Glenn Kurtz’s book Three Minutes in Poland: Discovering a Lost World in a 1938 Family Film (2014) recounts a project similar to my own, of piecing together fragments. Kurtz’s journey began with a film recorded during his grandparent’s visit to his grandfather’s native town in Poland. Seeing the places and faces on film inspired him to learn all he could about the town and its prewar inhabitants—what life was like in Nasielsk, how it was disrupted by World War II, the fate of those who perished, and what became of those who survived. It’s a fascinating story of discovery, tacking between information revealed in archival records and the stories recounted by survivors and their families. He makes use of the same archival resources I’ve been using—JewishGen, Ancestry.com, Yad Vashem, Warsaw Database, ship manifests of passengers, archival photographs. And extraordinarily, out of these fragments, he was able to find some of the people in the three-minute film, or find people who remembered them and could tell some of their story.

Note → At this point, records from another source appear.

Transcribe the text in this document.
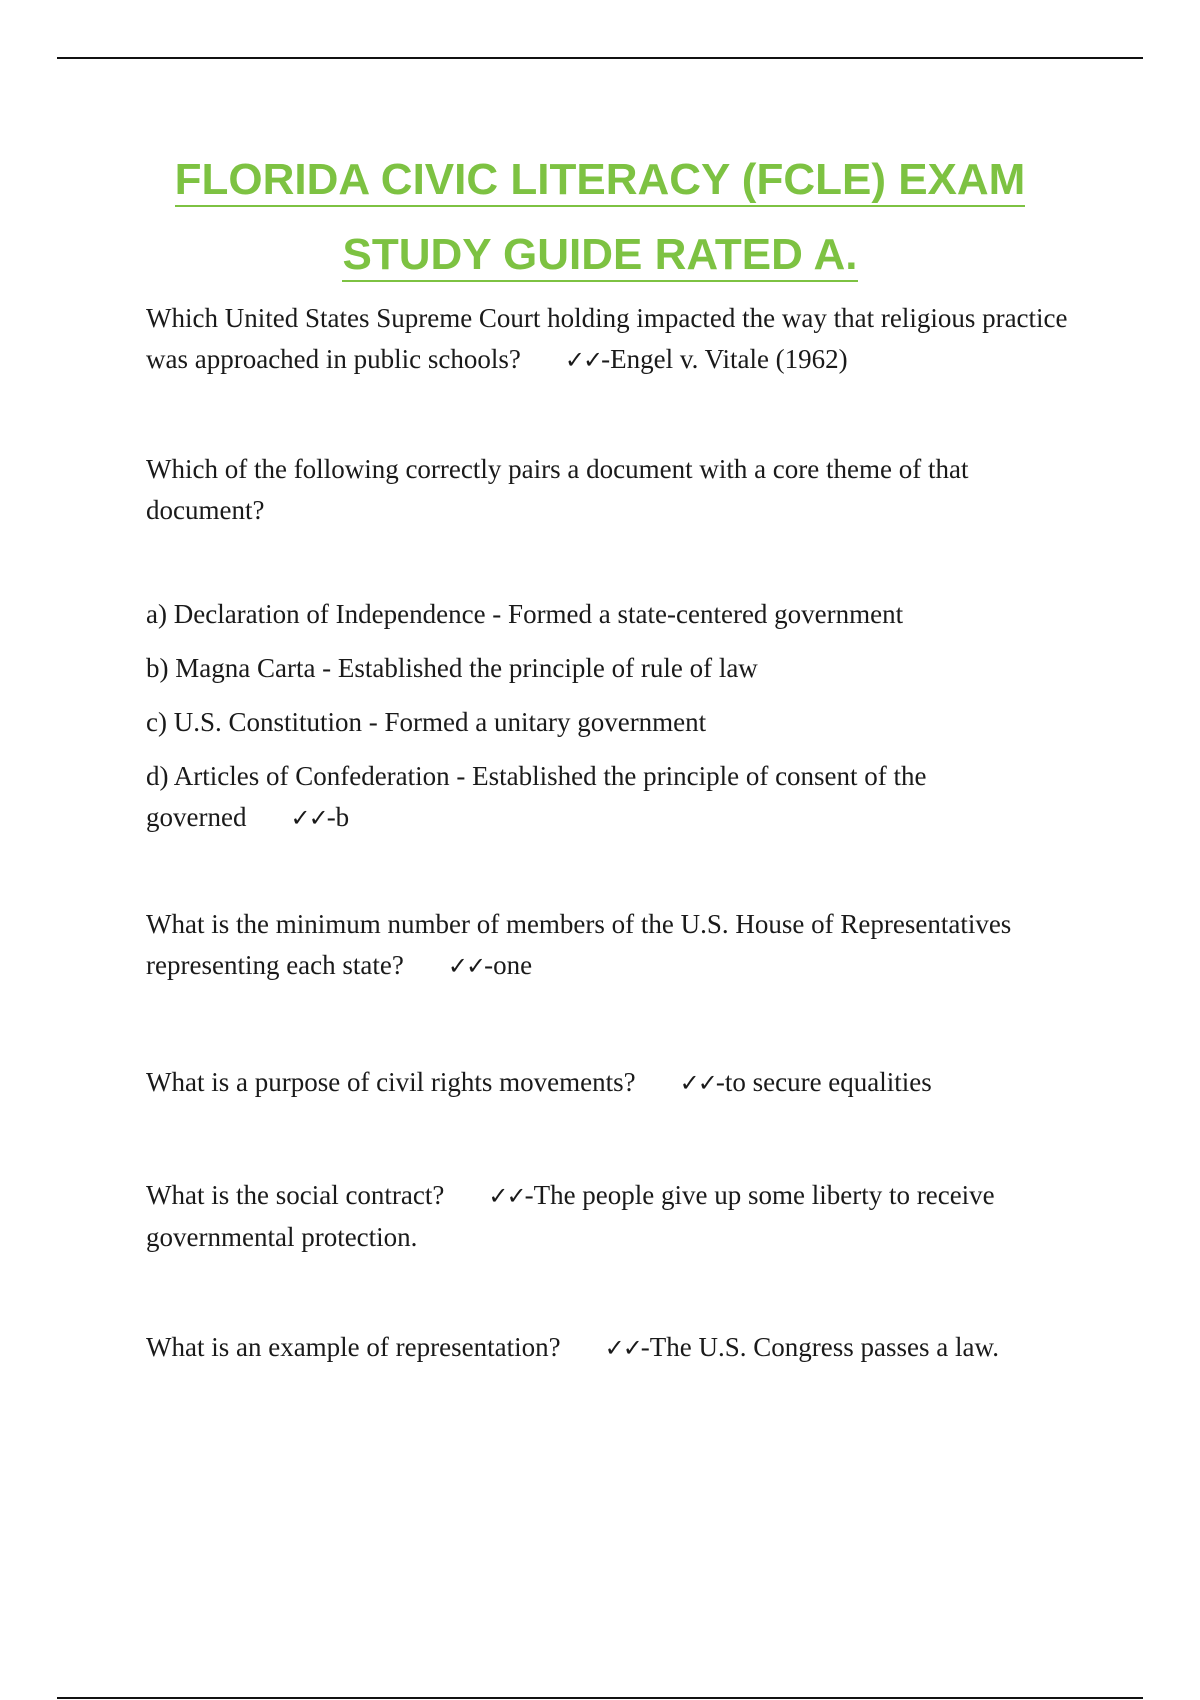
FLORIDA CIVIC LITERACY (FCLE) EXAM
STUDY GUIDE RATED A.
Which United States Supreme Court holding impacted the way that religious practice was approached in public schools? ✓✓-Engel v. Vitale (1962)
Which of the following correctly pairs a document with a core theme of that document?
a) Declaration of Independence - Formed a state-centered government
b) Magna Carta - Established the principle of rule of law
c) U.S. Constitution - Formed a unitary government
d) Articles of Confederation - Established the principle of consent of the governed ✓✓-b
What is the minimum number of members of the U.S. House of Representatives representing each state? ✓✓-one
What is a purpose of civil rights movements? ✓✓-to secure equalities
What is the social contract? ✓✓-The people give up some liberty to receive governmental protection.
What is an example of representation? ✓✓-The U.S. Congress passes a law.
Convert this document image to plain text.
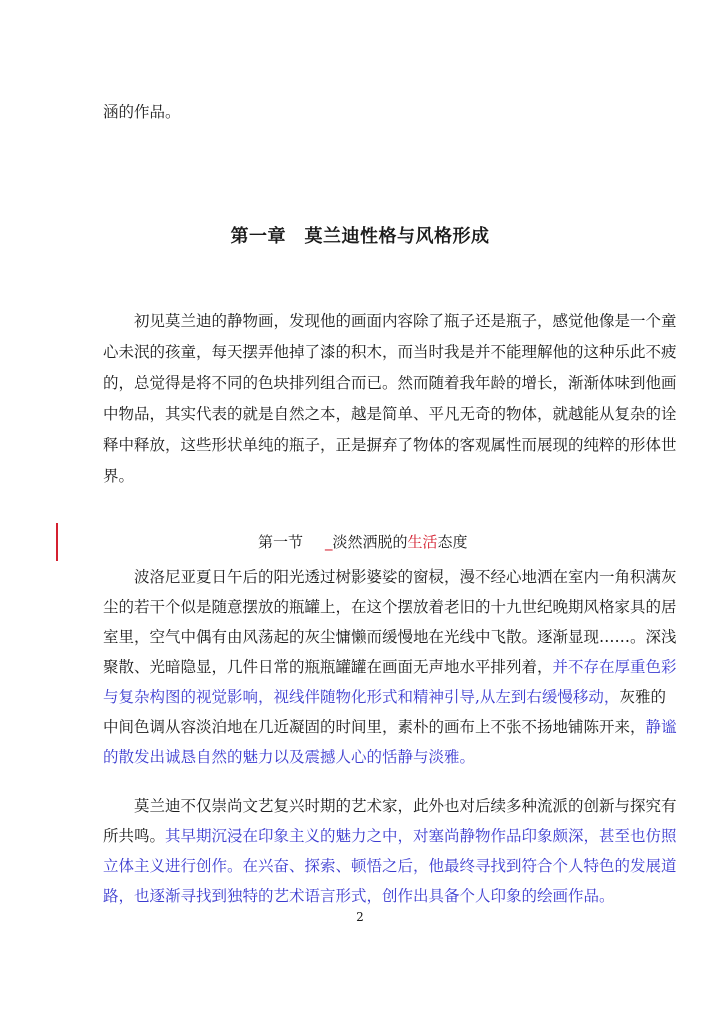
涵的作品。
第一章　莫兰迪性格与风格形成
初见莫兰迪的静物画，发现他的画面内容除了瓶子还是瓶子，感觉他像是一个童
心未泯的孩童，每天摆弄他掉了漆的积木，而当时我是并不能理解他的这种乐此不疲
的，总觉得是将不同的色块排列组合而已。然而随着我年龄的增长，渐渐体味到他画
中物品，其实代表的就是自然之本，越是简单、平凡无奇的物体，就越能从复杂的诠
释中释放，这些形状单纯的瓶子，正是摒弃了物体的客观属性而展现的纯粹的形体世
界。
第一节 _淡然洒脱的生活态度
波洛尼亚夏日午后的阳光透过树影婆娑的窗棂，漫不经心地洒在室内一角积满灰
尘的若干个似是随意摆放的瓶罐上，在这个摆放着老旧的十九世纪晚期风格家具的居
室里，空气中偶有由风荡起的灰尘慵懒而缓慢地在光线中飞散。逐渐显现……。深浅
聚散、光暗隐显，几件日常的瓶瓶罐罐在画面无声地水平排列着，并不存在厚重色彩
与复杂构图的视觉影响，视线伴随物化形式和精神引导,从左到右缓慢移动，灰雅的
中间色调从容淡泊地在几近凝固的时间里，素朴的画布上不张不扬地铺陈开来，静谧
的散发出诚恳自然的魅力以及震撼人心的恬静与淡雅。
莫兰迪不仅崇尚文艺复兴时期的艺术家，此外也对后续多种流派的创新与探究有
所共鸣。其早期沉浸在印象主义的魅力之中，对塞尚静物作品印象颇深，甚至也仿照
立体主义进行创作。在兴奋、探索、顿悟之后，他最终寻找到符合个人特色的发展道
路，也逐渐寻找到独特的艺术语言形式，创作出具备个人印象的绘画作品。
2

These stories bring the fragments, and the town, back alive. Still partial, still shadowy, but alive. I see this particularly in the words of Morry Chandler (Moszek Tuchendler), whom Kurtz found in Florida with his wife, children, and grandchildren. He appears momentarily in Kurtz’s grandfather’s film jumping out and smiling in front of the camera. For Morry, looking at himself and his town on film, and recalling the people he lived with in Nasielsk reminded him he ever had a childhood, and that he was happy:
It’s looking back and saying, Yes, there was a world. Other than what we have lived all these years, knowing what happened. It was a real world there. I mean people were going about their business. Kids were running, and doing all the things that kids do. And here I look at myself, and I see it was a happy face.
The book models two guidelines for my fieldwork: first, how to weave together fragments into a coherent story, integrating as well the gaps and inconsistencies that remain. Information is labeled along a scale of likelihood; the probable, the possible, and the still unknown outnumber what can be unambiguously confirmed. The book also provides a model for working with personal accounts. It corroborates Greenspan’s argument for ongoing contact with survivors, which provides the space for new stories to be recounted, for the revision or elaboration of past accounts, and for interviewers to ask questions that lead to new explanations and deeper insight into survivors’ experiences. (See Henry Greenspan’s “The Unsaid, the Incommunicable, the Unbearable, and the Irretrievable,” Oral History Review 2014, Vol 41, No. 2, pp. 229–243).
Kurtz writes, “Memories, like artifacts, are tightly wound bundles of information. Pull one thread, try to identify one figure, and the whole bundle unfurls.”